It’s nearly December and all but the hardiest leaves have dropped from their branches. But if you look carefully at the trees in my garden, you will see something else hanging there. Fat balls, coconut halves, feeders full of peanuts, suet pellets and dried mealworms decorate the stark twigs, calling out to the hungry local birds.
I have a tiny garden but with careful (or to be honest, rather haphazard and lazy) planning I’ve created a little haven for birds, insects and hedgehogs. House sparrows, magpies, pigeons and blackbirds are my year-round guests. With blue tits, starlings, crows, blackcaps, long-tailed tits and great tits popping by as their hunger dictates.

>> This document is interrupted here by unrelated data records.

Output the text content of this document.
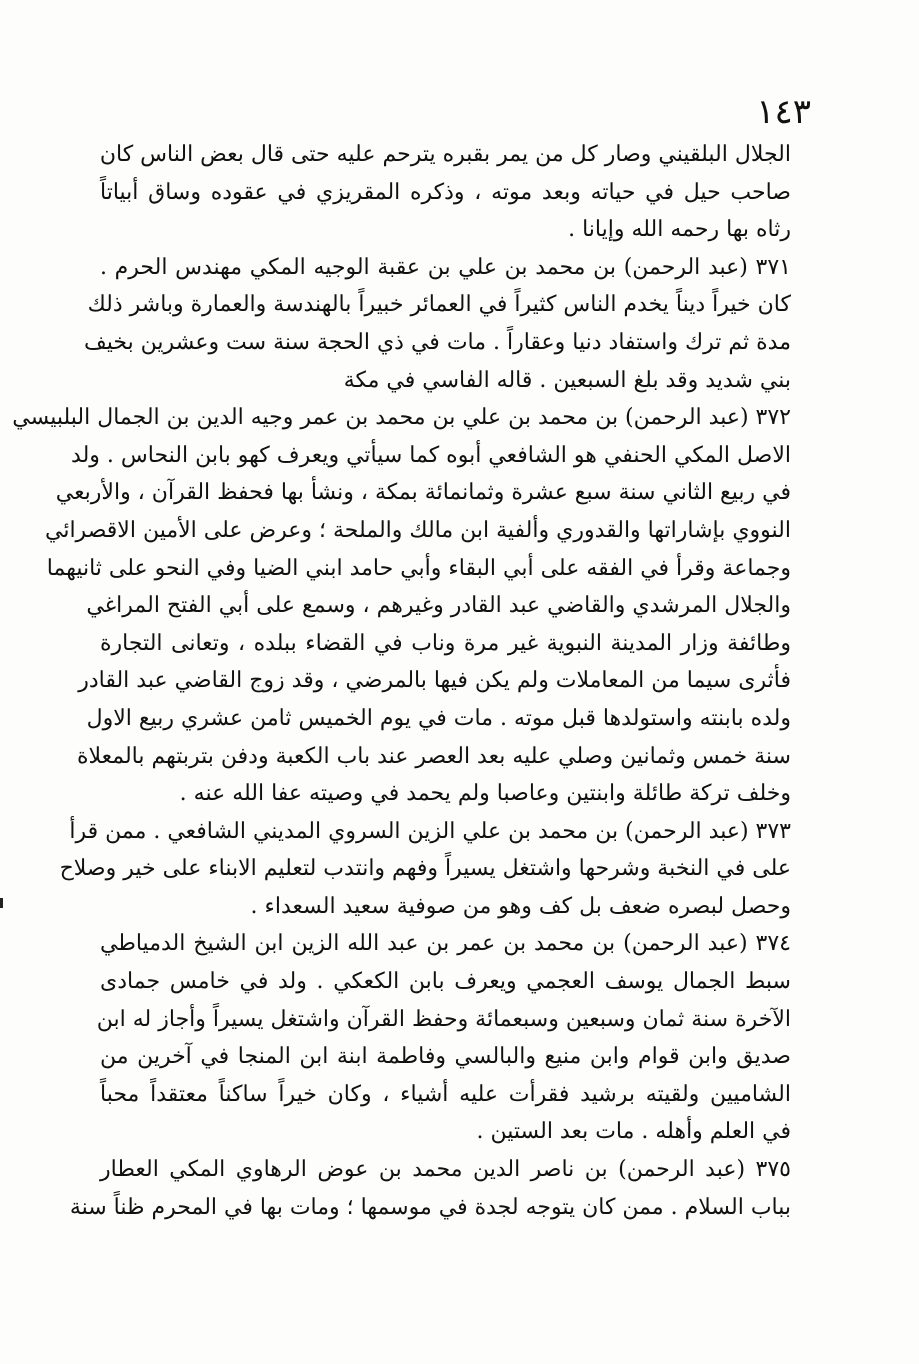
١٤٣
الجلال البلقيني وصار كل من يمر بقبره يترحم عليه حتى قال بعض الناس كان
صاحب حيل في حياته وبعد موته ، وذكره المقريزي في عقوده وساق أبياتاً
رثاه بها رحمه الله وإيانا .
٣٧١ (عبد الرحمن) بن محمد بن علي بن عقبة الوجيه المكي مهندس الحرم .
كان خيراً ديناً يخدم الناس كثيراً في العمائر خبيراً بالهندسة والعمارة وباشر ذلك
مدة ثم ترك واستفاد دنيا وعقاراً . مات في ذي الحجة سنة ست وعشرين بخيف
بني شديد وقد بلغ السبعين . قاله الفاسي في مكة
٣٧٢ (عبد الرحمن) بن محمد بن علي بن محمد بن عمر وجيه الدين بن الجمال البلبيسي
الاصل المكي الحنفي هو الشافعي أبوه كما سيأتي ويعرف كهو بابن النحاس . ولد
في ربيع الثاني سنة سبع عشرة وثمانمائة بمكة ، ونشأ بها فحفظ القرآن ، والأربعي
النووي بإشاراتها والقدوري وألفية ابن مالك والملحة ؛ وعرض على الأمين الاقصرائي
وجماعة وقرأ في الفقه على أبي البقاء وأبي حامد ابني الضيا وفي النحو على ثانيهما
والجلال المرشدي والقاضي عبد القادر وغيرهم ، وسمع على أبي الفتح المراغي
وطائفة وزار المدينة النبوية غير مرة وناب في القضاء ببلده ، وتعانى التجارة
فأثرى سيما من المعاملات ولم يكن فيها بالمرضي ، وقد زوج القاضي عبد القادر
ولده بابنته واستولدها قبل موته . مات في يوم الخميس ثامن عشري ربيع الاول
سنة خمس وثمانين وصلي عليه بعد العصر عند باب الكعبة ودفن بتربتهم بالمعلاة
وخلف تركة طائلة وابنتين وعاصبا ولم يحمد في وصيته عفا الله عنه .
٣٧٣ (عبد الرحمن) بن محمد بن علي الزين السروي المديني الشافعي . ممن قرأ
على في النخبة وشرحها واشتغل يسيراً وفهم وانتدب لتعليم الابناء على خير وصلاح
وحصل لبصره ضعف بل كف وهو من صوفية سعيد السعداء .
٣٧٤ (عبد الرحمن) بن محمد بن عمر بن عبد الله الزين ابن الشيخ الدمياطي
سبط الجمال يوسف العجمي ويعرف بابن الكعكي . ولد في خامس جمادى
الآخرة سنة ثمان وسبعين وسبعمائة وحفظ القرآن واشتغل يسيراً وأجاز له ابن
صديق وابن قوام وابن منيع والبالسي وفاطمة ابنة ابن المنجا في آخرين من
الشاميين ولقيته برشيد فقرأت عليه أشياء ، وكان خيراً ساكناً معتقداً محباً
في العلم وأهله . مات بعد الستين .
٣٧٥ (عبد الرحمن) بن ناصر الدين محمد بن عوض الرهاوي المكي العطار
بباب السلام . ممن كان يتوجه لجدة في موسمها ؛ ومات بها في المحرم ظناً سنة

The house sparrows are my favourites (don’t tell the magpies that!). According to the Royal Society for the Protection of Birds (RSPB), the house sparrow is in decline with numbers in towns and cities declining by 60 per cent. But a quick look at my garden shows where they’re possibly all hiding. It’s not unusual for my small patch of grass to be alive with thirty or more of the little brown balls dancing, pecking and scrapping. For small birds, they are exceptionally loud — especially when they stand on the branch outside my bedroom window indignantly informing me that the feeders need filling.
The sound of birdsong is an obvious pleasure you receive for feeding the birds. From sunrise to sunset, different songs, conversations and warnings will be played out across air. I’m studying for an MA in Travel & Nature Writing and many of my fellow students are experts in identifying bird calls. Indeed my tutor is an actual expert with several books about birds to his name. They can identify birds from half a mile away by a single tweet. But I’m getting better at it — some are obvious, the raspy chatter of the magpies or the lyrical songs of the blackbirds. Sometimes, I join in the conversations, much to the amusement of my husband. But I like to think that the birds and I have a special understanding.
The cacophony of starlings fighting over a fat ball (while ignoring the two with no one on!) often draws me to the window. Starlings fight in the most melodramatic fashion — beaks jabbing, they fly upwards, wings beating the air and each other, screeching they fall back to earth, one of them somehow the winner, the other flies off to a nearby shed roof to sulk. I watch from behind the curtain, a guilty pleasure like peering over your menu as the couple at the next table have a barely veiled arguement.
The sounds of the birds change with the seasons as parents-to-be busy themselves building nests, then the babies take their first flights out into the big world, followed by panicked chirrups if they can’t see their mother nearby. The summer allegro becomes fortissimo in the autumn as the birds fight to be heard over seasonal winds and rain.
No matter the time of year it’s hard to wake up grumpy when you wake to the sounds of nature right outside your window.
As well as a relaxing soundtrack, I also enjoy the company the birds provide and the pleasure of observing their personalities. This year we had a family of six magpies who spent most of their day flitting in and out. A highlight of my summer was watching the mother and father teaching their babies how to land on the fence. I spent hours watching the babies miss their landing, fall, then style it out as though they meant to do that. All the while the mother looks down from the fence, I swear she was shaking her head in despair.
This year most of my spring and summer was spent in the garden (book, wine, cake, the balsam of lockdown). The more the birds saw me, the more they relaxed, bravely coming closer, occasionally right up to the patio window, much to the chagrin of the cats (repeat after me “friends not food”). A few minutes here and there lost in watching them, forgetting everything else that was happening in the world, letting nature in and being accepted as part of their world.
They are my escape. The time we share, although heavily anthropomorphized by me (I’m a writer after all!), allows my mind to wander and play and remember that we are part of something much bigger than our everyday worries and distractions.
You don’t need much space to start feeding birds — or even a garden, stick-on feeding boxes will attract birds to your window. If you’re not sure what to feed your birds you can check out this helpful guide from the RSPB.
The world is pants at the moment and we all need that little something that never fails to bring a smile to our face. For me, that is my beautiful wild birds. They brighten my day, make me smile with their little quirks and provide a natural soundtrack to my day.